Patient advocate working group members were Mary Dimmock, Claudia Goodell and Charmian Proskauer.
I want to make sure to clarify that I have no issue with advocates getting speaking time. That’s a good thing. But there should be no advantage given to those who live close enough, are healthy enough or financially well-off enough to attend in person because all of these things are typically tied to our disability.
PS: Some patients get the expenses for their advocacy trips sponsored. So, personal financial sacrifices are not required for everybody.
It’s sad, pathetic really, that HHS even tries to hide behind misconstrued interpretations of the law to avoid making the CFSAC meetings meaningful for patients and others. One might hope that an agency avowedly dedicated to helping patients and finding cures for their disease would go out of its way to make the CFSAC meetings most useful and supplying to the public before the meeting all the relevant information considered at the meeting and in a format that is most helpful and user-friendly. Instead we see an antagonistic, hide-the-ball stance seeking to do the very minimum required by law to give relevant information to patients and the public. This is not at all surprising given the stance the agency took in Jeannette’s FOIA litigation, for which they were heavily criticized by the Judge and forced to pay all of Jeannette’s legal fees, over $139,000, due to their intransigence and other failings.

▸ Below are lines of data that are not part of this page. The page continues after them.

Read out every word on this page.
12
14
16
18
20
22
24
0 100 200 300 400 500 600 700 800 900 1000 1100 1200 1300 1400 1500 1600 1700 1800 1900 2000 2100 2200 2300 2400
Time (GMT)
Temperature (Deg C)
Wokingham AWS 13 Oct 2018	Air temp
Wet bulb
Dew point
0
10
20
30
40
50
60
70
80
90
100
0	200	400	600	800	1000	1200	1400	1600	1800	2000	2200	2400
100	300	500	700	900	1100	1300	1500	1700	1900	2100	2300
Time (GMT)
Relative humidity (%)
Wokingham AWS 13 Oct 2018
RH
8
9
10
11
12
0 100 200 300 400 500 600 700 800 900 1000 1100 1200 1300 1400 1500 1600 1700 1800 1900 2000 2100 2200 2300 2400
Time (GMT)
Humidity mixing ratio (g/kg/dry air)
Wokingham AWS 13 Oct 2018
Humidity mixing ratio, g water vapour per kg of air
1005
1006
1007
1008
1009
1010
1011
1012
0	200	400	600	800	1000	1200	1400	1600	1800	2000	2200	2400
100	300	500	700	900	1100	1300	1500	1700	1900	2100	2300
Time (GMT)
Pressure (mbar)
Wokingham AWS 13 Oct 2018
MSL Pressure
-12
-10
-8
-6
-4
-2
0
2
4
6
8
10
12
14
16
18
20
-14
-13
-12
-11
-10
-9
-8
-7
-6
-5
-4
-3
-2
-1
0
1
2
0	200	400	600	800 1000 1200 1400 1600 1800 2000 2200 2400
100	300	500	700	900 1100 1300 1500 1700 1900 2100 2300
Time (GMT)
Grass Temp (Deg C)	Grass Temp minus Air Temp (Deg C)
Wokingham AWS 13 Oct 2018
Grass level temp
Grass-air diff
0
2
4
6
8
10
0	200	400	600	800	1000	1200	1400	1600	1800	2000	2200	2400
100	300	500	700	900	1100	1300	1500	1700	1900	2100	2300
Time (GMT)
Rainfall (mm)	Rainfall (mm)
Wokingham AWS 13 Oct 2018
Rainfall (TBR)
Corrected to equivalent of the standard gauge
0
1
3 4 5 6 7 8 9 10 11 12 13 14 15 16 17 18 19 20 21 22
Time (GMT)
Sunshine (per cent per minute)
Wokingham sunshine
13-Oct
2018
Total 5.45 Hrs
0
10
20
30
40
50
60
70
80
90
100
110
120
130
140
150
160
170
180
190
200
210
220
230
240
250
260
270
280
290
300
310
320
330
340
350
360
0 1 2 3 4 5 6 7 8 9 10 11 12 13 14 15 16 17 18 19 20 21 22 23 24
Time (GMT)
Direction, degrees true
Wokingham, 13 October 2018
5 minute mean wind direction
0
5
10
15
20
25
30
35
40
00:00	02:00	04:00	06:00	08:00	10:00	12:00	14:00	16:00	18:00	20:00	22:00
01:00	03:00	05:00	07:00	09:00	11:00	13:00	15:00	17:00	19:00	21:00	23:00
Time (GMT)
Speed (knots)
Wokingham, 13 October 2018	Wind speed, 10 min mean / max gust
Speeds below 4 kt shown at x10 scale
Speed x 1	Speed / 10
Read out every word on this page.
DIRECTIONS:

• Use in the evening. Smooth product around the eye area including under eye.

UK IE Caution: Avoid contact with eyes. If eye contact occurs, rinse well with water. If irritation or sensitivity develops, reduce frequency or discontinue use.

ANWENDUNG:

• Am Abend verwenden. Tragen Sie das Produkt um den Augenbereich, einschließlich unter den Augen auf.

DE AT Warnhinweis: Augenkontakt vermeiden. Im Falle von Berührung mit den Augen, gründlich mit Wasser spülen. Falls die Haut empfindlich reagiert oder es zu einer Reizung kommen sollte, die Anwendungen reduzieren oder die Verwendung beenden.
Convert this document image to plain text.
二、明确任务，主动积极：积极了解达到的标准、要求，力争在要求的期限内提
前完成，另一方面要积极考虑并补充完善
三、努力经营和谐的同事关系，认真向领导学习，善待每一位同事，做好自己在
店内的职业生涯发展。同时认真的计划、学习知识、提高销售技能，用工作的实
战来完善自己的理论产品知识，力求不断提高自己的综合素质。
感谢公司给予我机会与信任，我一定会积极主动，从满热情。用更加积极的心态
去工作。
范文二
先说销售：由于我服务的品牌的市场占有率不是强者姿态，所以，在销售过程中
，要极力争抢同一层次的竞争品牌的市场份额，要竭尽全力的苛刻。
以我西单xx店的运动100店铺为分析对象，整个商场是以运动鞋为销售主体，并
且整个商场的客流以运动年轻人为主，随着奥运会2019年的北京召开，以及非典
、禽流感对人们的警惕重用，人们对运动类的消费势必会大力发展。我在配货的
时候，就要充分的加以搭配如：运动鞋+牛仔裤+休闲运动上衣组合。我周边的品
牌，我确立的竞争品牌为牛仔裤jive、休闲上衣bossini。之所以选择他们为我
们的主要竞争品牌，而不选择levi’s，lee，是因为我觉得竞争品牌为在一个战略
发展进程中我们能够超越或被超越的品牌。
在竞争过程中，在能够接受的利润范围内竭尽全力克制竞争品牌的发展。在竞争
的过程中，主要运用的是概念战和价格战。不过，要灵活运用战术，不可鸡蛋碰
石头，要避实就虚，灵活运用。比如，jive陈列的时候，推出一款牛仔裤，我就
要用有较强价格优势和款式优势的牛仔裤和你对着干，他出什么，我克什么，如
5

Very well said! Thank you, Ed!
Jeanette you are doing brilliant work
Please don’t give up on us patients
Really insults our intelligence. They obviously think cognitively challenged is the same as stupid and gullible. On the flip side, I am convinced they are 50% manipulative and 50% mentally challenged and incompetent.
The meetings were exciting when Wanda Jones was in charge. Even if I were back in Delaware (I’m pretty far from there now!) I woudn’t go any more, because I get too worked up. The disrespect is mindboggling. A throwback to the days of Straus and Reeves.
I understand that NINDS suggested that Ron Davis try NIAID – ha! Tony Fauci still thinks Straus walked on water.
PS – will the meeting be available online after-the-fact? They used to be. It’s easier if I don’t have to take it in all at once.
I believe it should be available at some point in the future on the CFSAC website, http://www.hhs.gov/advcomcfs/meetings/.
More NONsense coming from the DFO, Nancy Lee–CFSAC–in the end–is about doing the job that is intended and called for by HHS and ‘to please HHS’ — their ‘work’ is certainly NOT in the interests of M.E. patients.
TPTB allow this horrid disease to continue and continue to spread — UNchecked–UNtreated — stealing the lives away from children and teens too. Once again — how supremely SHAMEful. WHAT a nightmare for so many to merely ‘exist’ in . . . and some just barely hanging on to that ‘mere existence’ at that.
CFSAC is not operating in the best interests of patients — those on the committee genuinely wanting to help M.E. patients are caught up in the politics and have their hands tied — round and round the mulberry bush we go — the seriousness and science of M.E. lost and buried in the ONgoing game of politics.
You’d think Lee’d be smart enough to NOT argue law with not one but TWO lawyers of high caliber.
And apparently you’ve got them spooked if the documents in your last post are any indication. I don’t think I’ve seen any advocate pointed out as exclusively when discussing uppity patients 😉
I haven’t even bothered watching the last 2 CFSAC meetings as they crash me BAD and I’m dizzy from the endless talking in circles. The CFSAC is an old, blind , toothless hound dog that just won’t hunt, IMO.
I DO think it’s a good place for that opening shot across the bow, however. Thanks for taking such careful aim.
My sincere thanks Jeannette for all you and Ed are doing. This must take a real toll on your energiesand It does not go unrecognized.
Just want to clarify that the effect on energy is really not the biggest problem. It’s the effect on overall health that’s the real impact.
Thank you very much, Jeannette, for clarifying these issues for us. Had you not posted this, many of us wouldn’t have known we were being mislead. It is heartbreaking seeing what a game this is to them.